Faith is a response to God’s revelation

This weekend we looked at Hebrews 11, the most well-known chapter in the book. The passage has a lot to teach us about faith.

“And without faith it is impossible to please him, for whoever would draw near to God must believe that he exists and that he rewards those who seek him.” (Heb 11:6)

In a certain sense, faith is relatively simple: faith believes that God exists and that obeying Him is worth it. Now, this is exactly the problem a lot of people have with faith. They ask, “How can you know that He actually exists? Isn’t faith just some blind leap in the dark, believing that God exists with no evidence?” But the author of Hebrews isn’t encouraging us to believe just because; he’s telling us that faith is believing that God is as God has revealed Himself.

The Bible never sets out a philosophical proof for the existence of God. Instead, it points to the places He is speaking and says, “Do you recognize these as the voice of God?” We hear His voice in creation. As Psalm 19 says: “The heavens declare the glory of God.” Most people have an innate sense that ‘nothing x nobody’ can’t equal everything.

We hear His voice in our guilt. Even people who abandon morality and attempt to live for pleasure have a deep sense of guilt that they cannot shake, no matter how hard they try. And the nagging sense that we are going to be accountable implies a Person we are accountable to.

We hear His voice in our longing for eternity or in the transcendence of romantic love. How satisfying is it to hear that everything we feel is just chemical processes and randomly firing neurons? Even if we mentally agree that we are only a pack of neurons, something in our hearts cries out that it isn’t true.

We hear His voice in the gratitude we experience in our happiest moments. As C. S. Lewis said, atheists have the problem of feeling profound gratitude in joyful moments and not knowing whom to thank.

We all hear this voice. Faith is hearing it and recognizing that it is the voice of God. Theologians have called this the sensus divinatus, the “sense of the divine.” This sense is instinctual to us, like our aversion to murder or genocide. Imagine meeting someone who wanted to convince you that the holocaust was actually a moral good.
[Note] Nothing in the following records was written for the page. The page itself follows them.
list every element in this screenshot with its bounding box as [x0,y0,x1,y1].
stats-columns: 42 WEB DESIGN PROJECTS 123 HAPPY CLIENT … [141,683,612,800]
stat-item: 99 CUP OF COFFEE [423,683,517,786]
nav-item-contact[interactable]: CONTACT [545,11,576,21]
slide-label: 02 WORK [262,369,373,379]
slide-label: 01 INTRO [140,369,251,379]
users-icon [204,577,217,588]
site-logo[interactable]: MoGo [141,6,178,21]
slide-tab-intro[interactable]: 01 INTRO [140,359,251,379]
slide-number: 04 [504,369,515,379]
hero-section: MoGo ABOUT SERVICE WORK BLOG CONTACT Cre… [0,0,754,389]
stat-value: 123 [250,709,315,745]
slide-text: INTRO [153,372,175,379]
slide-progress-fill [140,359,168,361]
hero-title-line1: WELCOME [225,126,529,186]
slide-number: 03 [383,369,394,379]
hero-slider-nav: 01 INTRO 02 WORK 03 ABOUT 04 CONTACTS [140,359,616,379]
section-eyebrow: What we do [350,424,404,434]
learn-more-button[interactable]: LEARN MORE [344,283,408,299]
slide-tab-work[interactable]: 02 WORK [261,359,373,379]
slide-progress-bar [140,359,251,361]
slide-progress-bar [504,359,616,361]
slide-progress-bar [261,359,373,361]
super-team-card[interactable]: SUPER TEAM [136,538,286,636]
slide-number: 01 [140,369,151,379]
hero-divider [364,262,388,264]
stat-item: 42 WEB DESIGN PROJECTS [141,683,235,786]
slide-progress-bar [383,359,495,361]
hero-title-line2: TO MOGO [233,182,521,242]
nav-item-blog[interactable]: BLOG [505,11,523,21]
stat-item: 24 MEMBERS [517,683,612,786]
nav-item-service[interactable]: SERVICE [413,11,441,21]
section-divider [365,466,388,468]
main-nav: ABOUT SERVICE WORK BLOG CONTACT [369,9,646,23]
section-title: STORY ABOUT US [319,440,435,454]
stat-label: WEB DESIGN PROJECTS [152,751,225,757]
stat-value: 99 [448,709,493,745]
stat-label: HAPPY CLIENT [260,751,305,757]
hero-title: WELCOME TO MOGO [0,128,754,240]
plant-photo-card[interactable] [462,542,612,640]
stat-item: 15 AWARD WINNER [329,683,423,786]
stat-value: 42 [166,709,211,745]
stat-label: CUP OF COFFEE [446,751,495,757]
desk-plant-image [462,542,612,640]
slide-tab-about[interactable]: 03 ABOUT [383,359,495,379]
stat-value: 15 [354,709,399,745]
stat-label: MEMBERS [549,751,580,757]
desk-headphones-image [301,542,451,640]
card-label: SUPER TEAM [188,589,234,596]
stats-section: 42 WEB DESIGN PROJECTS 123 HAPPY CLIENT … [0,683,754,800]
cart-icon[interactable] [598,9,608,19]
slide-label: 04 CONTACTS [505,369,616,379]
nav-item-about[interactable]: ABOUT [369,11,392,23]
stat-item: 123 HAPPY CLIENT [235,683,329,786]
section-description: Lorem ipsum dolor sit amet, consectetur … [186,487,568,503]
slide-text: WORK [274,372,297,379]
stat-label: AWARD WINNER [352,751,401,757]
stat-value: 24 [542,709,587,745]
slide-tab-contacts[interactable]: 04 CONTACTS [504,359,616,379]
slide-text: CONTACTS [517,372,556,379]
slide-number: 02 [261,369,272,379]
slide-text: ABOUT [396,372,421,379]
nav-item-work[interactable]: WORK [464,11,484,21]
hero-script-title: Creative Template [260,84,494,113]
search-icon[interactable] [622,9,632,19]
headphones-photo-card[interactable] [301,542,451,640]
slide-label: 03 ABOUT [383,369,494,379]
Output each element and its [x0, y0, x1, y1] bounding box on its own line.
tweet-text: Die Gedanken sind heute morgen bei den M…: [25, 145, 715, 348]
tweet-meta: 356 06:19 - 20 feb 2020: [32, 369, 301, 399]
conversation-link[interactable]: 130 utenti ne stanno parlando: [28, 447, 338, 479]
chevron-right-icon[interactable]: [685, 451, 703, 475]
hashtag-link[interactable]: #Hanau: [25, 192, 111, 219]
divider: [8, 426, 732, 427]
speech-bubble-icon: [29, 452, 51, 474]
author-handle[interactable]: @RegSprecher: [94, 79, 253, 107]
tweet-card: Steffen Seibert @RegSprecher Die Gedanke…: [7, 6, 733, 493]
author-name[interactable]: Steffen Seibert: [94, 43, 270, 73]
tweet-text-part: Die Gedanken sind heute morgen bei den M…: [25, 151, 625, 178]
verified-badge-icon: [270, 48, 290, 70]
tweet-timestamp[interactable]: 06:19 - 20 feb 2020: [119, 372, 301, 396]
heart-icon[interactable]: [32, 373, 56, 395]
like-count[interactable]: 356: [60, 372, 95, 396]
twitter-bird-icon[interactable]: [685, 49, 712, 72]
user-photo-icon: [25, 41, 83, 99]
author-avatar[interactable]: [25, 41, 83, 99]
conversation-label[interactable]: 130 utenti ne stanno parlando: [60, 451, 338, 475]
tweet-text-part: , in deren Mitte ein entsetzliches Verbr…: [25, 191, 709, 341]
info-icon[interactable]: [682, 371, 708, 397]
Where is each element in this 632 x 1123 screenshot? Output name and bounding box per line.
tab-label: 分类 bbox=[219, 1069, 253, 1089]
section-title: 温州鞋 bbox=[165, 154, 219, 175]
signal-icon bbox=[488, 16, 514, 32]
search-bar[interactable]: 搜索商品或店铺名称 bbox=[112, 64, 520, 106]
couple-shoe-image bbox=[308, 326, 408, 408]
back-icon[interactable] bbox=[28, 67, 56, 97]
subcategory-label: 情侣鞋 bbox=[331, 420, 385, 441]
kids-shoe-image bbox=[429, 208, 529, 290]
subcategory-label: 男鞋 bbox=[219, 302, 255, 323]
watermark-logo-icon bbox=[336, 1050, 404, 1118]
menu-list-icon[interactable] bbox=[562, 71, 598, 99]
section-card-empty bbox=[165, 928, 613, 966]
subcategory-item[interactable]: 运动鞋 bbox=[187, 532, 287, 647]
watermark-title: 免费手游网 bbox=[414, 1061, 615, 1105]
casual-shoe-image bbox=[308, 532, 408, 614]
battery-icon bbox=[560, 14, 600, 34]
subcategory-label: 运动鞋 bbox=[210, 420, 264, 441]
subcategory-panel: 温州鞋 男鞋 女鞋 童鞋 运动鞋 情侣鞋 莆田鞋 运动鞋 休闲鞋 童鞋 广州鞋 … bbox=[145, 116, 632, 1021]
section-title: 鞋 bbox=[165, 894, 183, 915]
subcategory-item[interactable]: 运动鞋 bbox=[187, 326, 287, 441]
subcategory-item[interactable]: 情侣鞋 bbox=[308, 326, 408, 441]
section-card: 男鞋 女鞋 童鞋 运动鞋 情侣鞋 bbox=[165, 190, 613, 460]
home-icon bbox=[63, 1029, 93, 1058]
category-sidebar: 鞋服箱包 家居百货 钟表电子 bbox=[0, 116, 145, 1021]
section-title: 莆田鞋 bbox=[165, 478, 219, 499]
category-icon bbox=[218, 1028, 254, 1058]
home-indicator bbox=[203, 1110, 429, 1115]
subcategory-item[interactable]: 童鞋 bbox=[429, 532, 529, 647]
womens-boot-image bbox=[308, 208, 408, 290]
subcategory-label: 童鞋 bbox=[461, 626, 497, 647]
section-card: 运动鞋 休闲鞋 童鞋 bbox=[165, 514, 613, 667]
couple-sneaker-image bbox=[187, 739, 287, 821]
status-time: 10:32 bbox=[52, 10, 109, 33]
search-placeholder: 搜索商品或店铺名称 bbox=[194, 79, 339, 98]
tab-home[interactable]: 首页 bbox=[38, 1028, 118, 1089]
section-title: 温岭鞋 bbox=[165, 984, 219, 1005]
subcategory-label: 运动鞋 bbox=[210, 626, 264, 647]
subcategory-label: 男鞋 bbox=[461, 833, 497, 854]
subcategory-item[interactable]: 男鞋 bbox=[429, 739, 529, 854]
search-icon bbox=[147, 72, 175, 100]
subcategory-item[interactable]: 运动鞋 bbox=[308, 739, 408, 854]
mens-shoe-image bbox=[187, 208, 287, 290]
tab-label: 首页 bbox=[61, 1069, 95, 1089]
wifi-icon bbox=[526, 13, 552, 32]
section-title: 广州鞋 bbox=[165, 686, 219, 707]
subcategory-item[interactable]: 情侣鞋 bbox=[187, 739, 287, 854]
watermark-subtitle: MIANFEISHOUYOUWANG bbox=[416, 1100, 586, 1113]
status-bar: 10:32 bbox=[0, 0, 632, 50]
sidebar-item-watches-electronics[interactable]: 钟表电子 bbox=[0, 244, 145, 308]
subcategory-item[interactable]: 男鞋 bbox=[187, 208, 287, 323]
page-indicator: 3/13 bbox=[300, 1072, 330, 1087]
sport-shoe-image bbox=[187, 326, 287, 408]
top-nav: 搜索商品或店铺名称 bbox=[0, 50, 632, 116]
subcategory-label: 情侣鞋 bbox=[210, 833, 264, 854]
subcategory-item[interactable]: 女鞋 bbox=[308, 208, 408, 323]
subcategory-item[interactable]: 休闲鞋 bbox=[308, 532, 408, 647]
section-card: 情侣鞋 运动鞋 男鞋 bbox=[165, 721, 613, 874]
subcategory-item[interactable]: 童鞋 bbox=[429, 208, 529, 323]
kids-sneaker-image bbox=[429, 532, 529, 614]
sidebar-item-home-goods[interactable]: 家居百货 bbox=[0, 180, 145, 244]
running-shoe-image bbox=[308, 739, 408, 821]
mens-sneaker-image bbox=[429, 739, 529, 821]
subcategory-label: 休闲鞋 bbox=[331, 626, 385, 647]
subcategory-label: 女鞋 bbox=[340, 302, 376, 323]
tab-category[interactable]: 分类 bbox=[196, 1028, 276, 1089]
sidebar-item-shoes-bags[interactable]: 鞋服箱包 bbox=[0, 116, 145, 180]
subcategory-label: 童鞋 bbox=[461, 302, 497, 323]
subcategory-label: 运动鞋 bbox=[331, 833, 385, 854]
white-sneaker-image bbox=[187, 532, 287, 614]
This person might lay out all sorts of arguments, but you know he’s wrong before he even gets into his reasoning. There are good logical reasons to disbelieve him, but you reject the conclusion primarily on the basis of instinct.

As the famous church father Anselm said, Christianity is “faith seeking understanding.” Like you, I have all kinds of hard questions for God, about the morality of the Bible and the existence of hell. I want to understand, and every now and then I get a flash of insight. But in the meantime, when I can’t understand, I hold onto what God has revealed about Himself: He is all-loving, kind, good, and powerful. Even if I can’t understand it all now, I trust in Him because the source of my faith is not explanation, but revelation.